After the preliminary shock, many Ukrainian musicians felt the urge to create. One of many first was Anton Slepakov, co-founder of the band Vagonovazhatye (VGNVZ), a poet and legend of the choice scene. Accompanied by Andriy Sokolov, he launched an album in March entitled warnyakannya (‘battle discuss’), which mixes spoken phrase with digital music. The texts evoke small but significant snapshots of battle: a metropolis with out youngsters, scotch tape on the home windows of the railway station, two units of keys from flats in Donetsk and Mariupol, a canine named after the city of Irpin, a bottle of wine saved for victory day.
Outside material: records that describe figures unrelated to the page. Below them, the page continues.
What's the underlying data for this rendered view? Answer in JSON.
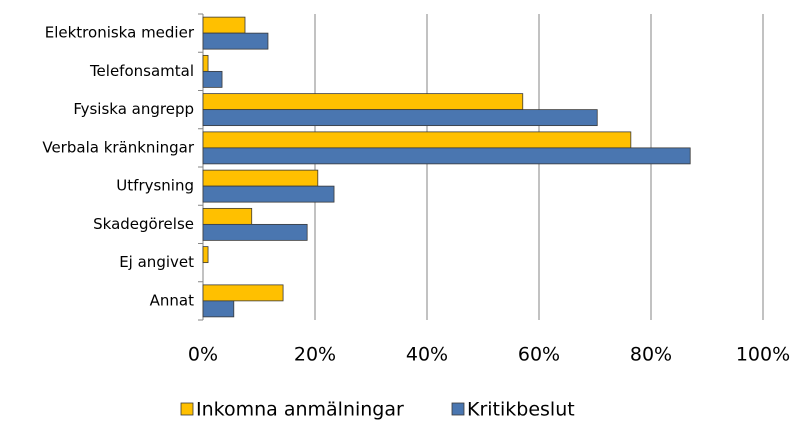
{
  "chart_data": {
    "type": "hbar",
    "categories": [
      "Elektroniska medier",
      "Telefonsamtal",
      "Fysiska angrepp",
      "Verbala kränkningar",
      "Utfrysning",
      "Skadegörelse",
      "Ej angivet",
      "Annat"
    ],
    "series": [
      {
        "name": "Inkomna anmälningar",
        "color": "#ffc000",
        "values": [
          7.5,
          0.9,
          57.1,
          76.4,
          20.5,
          8.7,
          0.9,
          14.3
        ]
      },
      {
        "name": "Kritikbeslut",
        "color": "#4a76b0",
        "values": [
          11.6,
          3.4,
          70.4,
          87,
          23.4,
          18.6,
          0,
          5.5
        ]
      }
    ],
    "xlim": [
      0,
      100
    ],
    "xticks": [
      {
        "value": 0,
        "label": "0%"
      },
      {
        "value": 20,
        "label": "20%"
      },
      {
        "value": 40,
        "label": "40%"
      },
      {
        "value": 60,
        "label": "60%"
      },
      {
        "value": 80,
        "label": "80%"
      },
      {
        "value": 100,
        "label": "100%"
      }
    ],
    "grid": true,
    "legend": "bottom"
  }
}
Slepakov was adopted by dozens of artists who course of present occasions in new releases each week, remodeling feelings into phrases and music. They rage, curse the enemy, grieve, encourage to struggle, even joke a bit. That’s, they reside via battle in the identical approach as each Ukrainian.
Khrystyna Soloviy, well-known for her tender love ballads, sings in ‘Ukrains’ka Ljut’ (Ukrainian Anger) to the tune of Bella Ciao: ‘And people damned executioners / we burn them mercilessly’. Palindrome screams: ‘We’re extra collectively now than ever! Go house, your rusty Russian shackles are coming off.’ In a tune by Oi FUSK, entitled ‘For Whom the Bell Tolls’, the artist raps: ‘My home has no extra partitions, and I’m not alone on this, flood, the rivers are as soon as once more colored with blood’. The observe was written the day after his home was destroyed by a Russian missile. OTOY (Vyacheslav Drofa), a rising star of Ukrainian rap, joined the Azov regiment and in between battles managed to file new EP ‘Okolofront’ (Close to Entrance). In it he declares: ‘That is my new on a regular basis life, my new on a regular basis life is battle. Both within the floor right here or able to spit bullets on daily basis.’
The Ukrainian music business should be rebuilt from ruins. However that is the least that pursuits artists now. For the following rebirth to be doable, they need to first survive bodily.
The Musicians Defend Ukraine basis helps musicians and different folks from the music business preventing on the entrance strains or volunteering in different capacities to defend Ukraine. Organised by members of the rock band Love’n’Pleasure, homeowners of Shpytal Information music studio and Kontrabass Promo live performance company, the muse raises funds and offers artists with needed tactical objects akin to physique armour, first support kits, surveillance drones, thermal monoculars, walkie-talkies, automobiles and so on.